Le Conseil d'analyse économique recommande d'imposer plus lourdement les placements immobiliers et de limiter les avantages fiscaux de l'assurance-vie à la seule épargne retraite, afin d'orienter le bas de laine des Français vers l'économie productive, dans une note rendue publique mercredi.

« La structure actuelle de la fiscalité dérogatoire sur les revenus du capital semble surtout orienter l'épargne des Français vers l'immobilier et les placements peu risqués de l'assurance-vie et non vers le financement à long terme des entreprises », déplore le CAE. Au 1er décembre 2012, sur les 1.562 milliards d'euros gérés par l'assurance-vie (53,4% des actifs financiers des ménages), seulement 20,5% étaient investis en actions, contre 67% en obligations ou en actifs liquides, précise le Conseil d'analyse économique, une entité composée d'économistes universitaires et de chercheurs reconnus, p lacée auprès du Premier ministre avec pour mission d'éclairer les choix du gouvernement en matière économique.

Des mesures à mettre en place à « court terme »

Sa première recommandation consiste donc à « limiter les avantages fiscaux des assurances-vie à des sorties en rente, garantissant qu'il s'agit bien d'une épargne retraite » laquelle selon lui – parce qu'elle « vise essentiellement à différer des revenus du travail sur une longue période – peut justifier une exonération fiscale ».

Il préconise également d'« augmenter la fiscalité sur l'immobilier et de taxer les loyers implicites nets », c'est-à-dire les loyers que paieraient les propriétaires occupant leur logement s'ils étaient locataires ou qu'ils percevraient s'ils louaient leur bien à une tierce personne. « A défaut, actualiser les valeurs locatives pour remettre la taxe foncière en ligne avec la valeur effective des propriétés », recommandent les auteurs de la note.

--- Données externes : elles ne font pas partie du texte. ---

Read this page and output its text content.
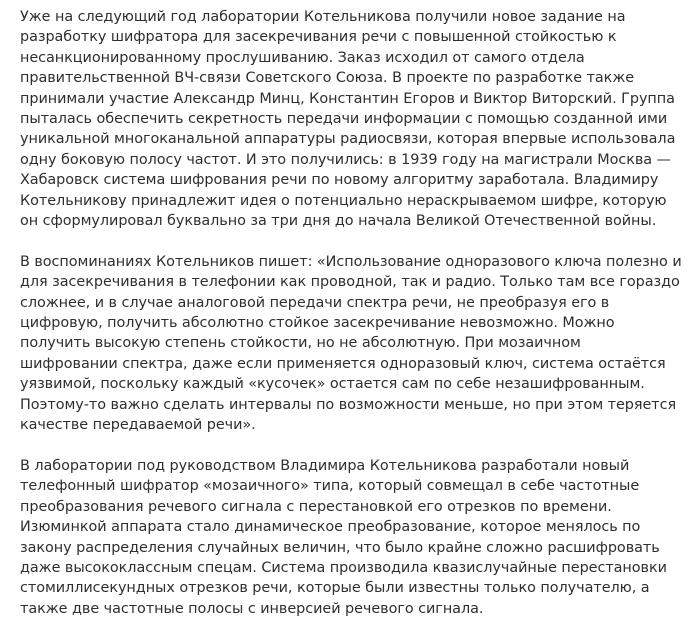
Уже на следующий год лаборатории Котельникова получили новое задание на разработку шифратора для засекречивания речи с повышенной стойкостью к несанкционированному прослушиванию. Заказ исходил от самого отдела правительственной ВЧ-связи Советского Союза. В проекте по разработке также принимали участие Александр Минц, Константин Егоров и Виктор Виторский. Группа пыталась обеспечить секретность передачи информации с помощью созданной ими уникальной многоканальной аппаратуры радиосвязи, которая впервые использовала одну боковую полосу частот. И это получились: в 1939 году на магистрали Москва — Хабаровск система шифрования речи по новому алгоритму заработала. Владимиру Котельникову принадлежит идея о потенциально нераскрываемом шифре, которую он сформулировал буквально за три дня до начала Великой Отечественной войны.

В воспоминаниях Котельников пишет: «Использование одноразового ключа полезно и для засекречивания в телефонии как проводной, так и радио. Только там все гораздо сложнее, и в случае аналоговой передачи спектра речи, не преобразуя его в цифровую, получить абсолютно стойкое засекречивание невозможно. Можно получить высокую степень стойкости, но не абсолютную. При мозаичном шифровании спектра, даже если применяется одноразовый ключ, система остаётся уязвимой, поскольку каждый «кусочек» остается сам по себе незашифрованным. Поэтому-то важно сделать интервалы по возможности меньше, но при этом теряется качестве передаваемой речи».

В лаборатории под руководством Владимира Котельникова разработали новый телефонный шифратор «мозаичного» типа, который совмещал в себе частотные преобразования речевого сигнала с перестановкой его отрезков по времени. Изюминкой аппарата стало динамическое преобразование, которое менялось по закону распределения случайных величин, что было крайне сложно расшифровать даже высококлассным спецам. Система производила квазислучайные перестановки стомиллисекундных отрезков речи, которые были известны только получателю, а также две частотные полосы с инверсией речевого сигнала.
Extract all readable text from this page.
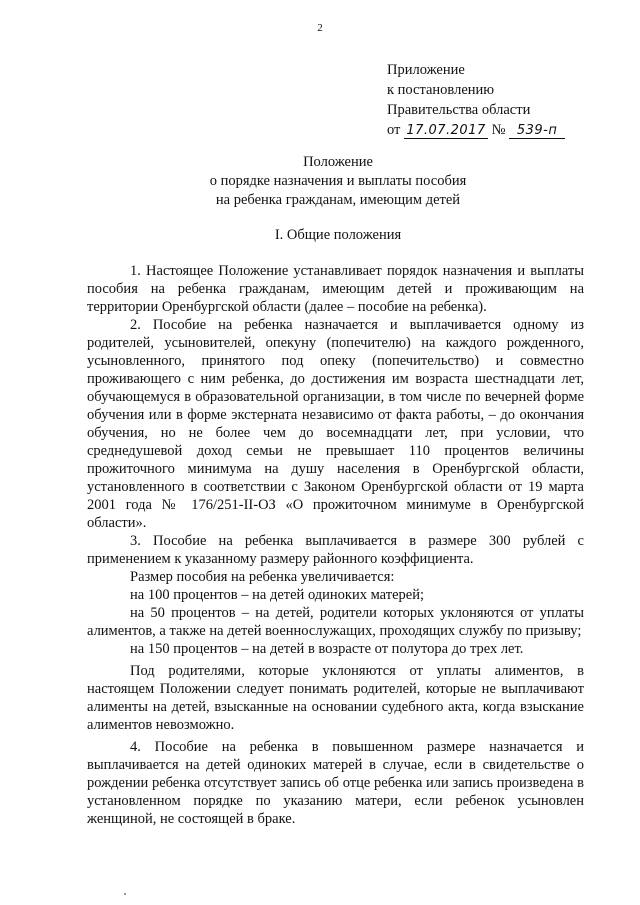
2
Приложение
к постановлению
Правительства области
от 17.07.2017 № 539-п
Положение
о порядке назначения и выплаты пособия
на ребенка гражданам, имеющим детей
I. Общие положения

1. Настоящее Положение устанавливает порядок назначения и выплаты пособия на ребенка гражданам, имеющим детей и проживающим на территории Оренбургской области (далее – пособие на ребенка).

2. Пособие на ребенка назначается и выплачивается одному из родителей, усыновителей, опекуну (попечителю) на каждого рожденного, усыновленного, принятого под опеку (попечительство) и совместно проживающего с ним ребенка, до достижения им возраста шестнадцати лет, обучающемуся в образовательной организации, в том числе по вечерней форме обучения или в форме экстерната независимо от факта работы, – до окончания обучения, но не более чем до восемнадцати лет, при условии, что среднедушевой доход семьи не превышает 110 процентов величины прожиточного минимума на душу населения в Оренбургской области, установленного в соответствии с Законом Оренбургской области от 19 марта 2001 года № 176/251-II-ОЗ «О прожиточном минимуме в Оренбургской области».

3. Пособие на ребенка выплачивается в размере 300 рублей с применением к указанному размеру районного коэффициента.

Размер пособия на ребенка увеличивается:

на 100 процентов – на детей одиноких матерей;

на 50 процентов – на детей, родители которых уклоняются от уплаты алиментов, а также на детей военнослужащих, проходящих службу по призыву;

на 150 процентов – на детей в возрасте от полутора до трех лет.

Под родителями, которые уклоняются от уплаты алиментов, в настоящем Положении следует понимать родителей, которые не выплачивают алименты на детей, взысканные на основании судебного акта, когда взыскание алиментов невозможно.

4. Пособие на ребенка в повышенном размере назначается и выплачивается на детей одиноких матерей в случае, если в свидетельстве о рождении ребенка отсутствует запись об отце ребенка или запись произведена в установленном порядке по указанию матери, если ребенок усыновлен женщиной, не состоящей в браке.
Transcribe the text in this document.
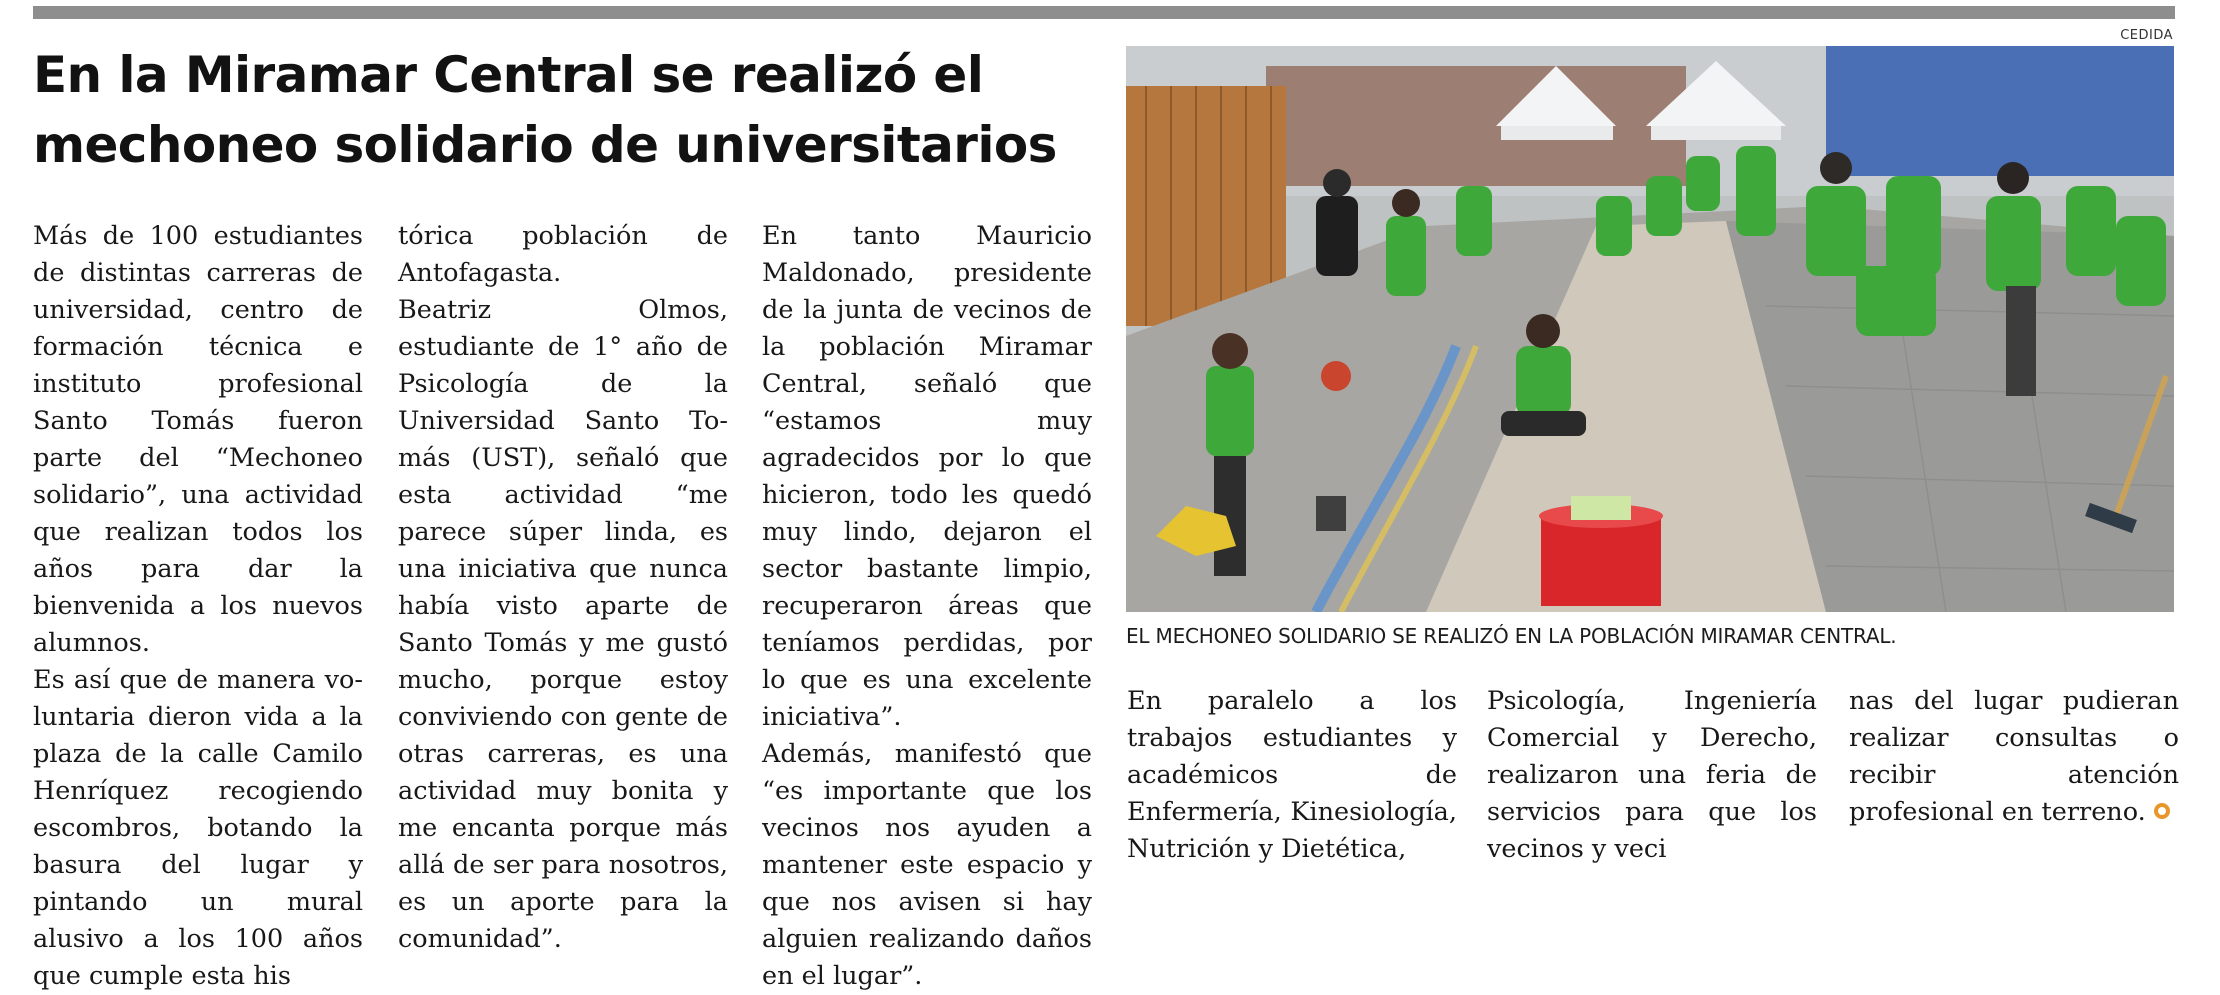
En la Miramar Central se realizó el
mechoneo solidario de universitarios

Más de 100 estudiantes de distintas carreras de universidad, centro de formación técnica e instituto profesional Santo Tomás fueron parte del “Mechoneo solidario”, una actividad que realizan todos los años para dar la bienvenida a los nuevos alumnos.

Es así que de manera voluntaria dieron vida a la plaza de la calle Camilo Henríquez recogiendo escombros, botando la basura del lugar y pintando un mural alusivo a los 100 años que cumple esta his

tórica población de Antofagasta.

Beatriz Olmos, estudiante de 1° año de Psicología de la Universidad Santo Tomás (UST), señaló que esta actividad “me parece súper linda, es una iniciativa que nunca había visto aparte de Santo Tomás y me gustó mucho, porque estoy conviviendo con gente de otras carreras, es una actividad muy bonita y me encanta porque más allá de ser para nosotros, es un aporte para la comunidad”.

En tanto Mauricio Maldonado, presidente de la junta de vecinos de la población Miramar Central, señaló que “estamos muy agradecidos por lo que hicieron, todo les quedó muy lindo, dejaron el sector bastante limpio, recuperaron áreas que teníamos perdidas, por lo que es una excelente iniciativa”.

Además, manifestó que “es importante que los vecinos nos ayuden a mantener este espacio y que nos avisen si hay alguien realizando daños en el lugar”.

CEDIDA
EL MECHONEO SOLIDARIO SE REALIZÓ EN LA POBLACIÓN MIRAMAR CENTRAL.

En paralelo a los trabajos estudiantes y académicos de Enfermería, Kinesiología, Nutrición y Dietética,

Psicología, Ingeniería Comercial y Derecho, realizaron una feria de servicios para que los vecinos y veci

nas del lugar pudieran realizar consultas o recibir atención profesional en terreno.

Le Conseil d'analyse économique appelle à une mise en pratique « dans le court terme » de ces préconisations sans exclure « une réforme fiscale globale plus substantielle ».

Favoriser les investissements innovants

« La fiscalité des revenus du capital est un enjeu majeur de politique économique, en particulier sur le long terme. La taxation des revenus du capital joue en effet un rôle clé dans la dynamique des inégalités de revenus, mais aussi pour l'accumulation de capital productif, et donc pour la croissance de long terme », explique le CAE.

« Il est (...) surprenant que la France offre une fiscalité plus douce à la rente foncière qu'aux investissements dans des activités productives et innovantes", lancent les économistes auteurs de cette note . « Quant à l'objectif paternaliste d'une société de propriétaires, il est discutable », estiment-ils, notamment « parce qu'il réduit la mobilité du travail ».

Imposer les plus-values réelles

Ils estiment aussi nécessaire d'imposer les plus-values réelles (et non nominales) en les annualisant avant de les intégrer au barème de l'impôt sur le revenu.

Ils recommandent de « publier de façon systématique les données statistiques sur les sorties et entrées de résidents fiscaux afin de pouvoir évaluer l'ampleur de l'exil fiscal et ses conséquences réelles sur les finances publiques », estimant par ailleurs qu'« abaisser le taux d'imposition sur les sociétés d'un point de pourcentage permettrait d'attirer environ 3% d'investissements directs étrangers supplémentaires ».

La France se caractérise, en Europe, par un taux de prélèvements obligatoires élevé, alimenté notamment par les prélèvements sur le capital qui, rapportés au PIB, sont supérieurs à ceux qui prévalent dans tous les pays sauf le Luxembourg et la Norvège, note le conseil.

Elle devrait par ailleurs homogénéiser son système pour le rendre plus prévisible et stable, selon le CAE. « Dans un système avec des taux multiples et un éventail de niches fiscales, les changements de fiscalité sont difficiles à comprendre et peu visibles, ce qui crée de l'incertitude pour les investisseurs. La transparence d'un taux unique implique que toute modification fiscale devient très visible. Les gouvernements sont alors plus hésitants à toucher fréquemment les taux et les assiettes », estime le Conseil d'analyse économique.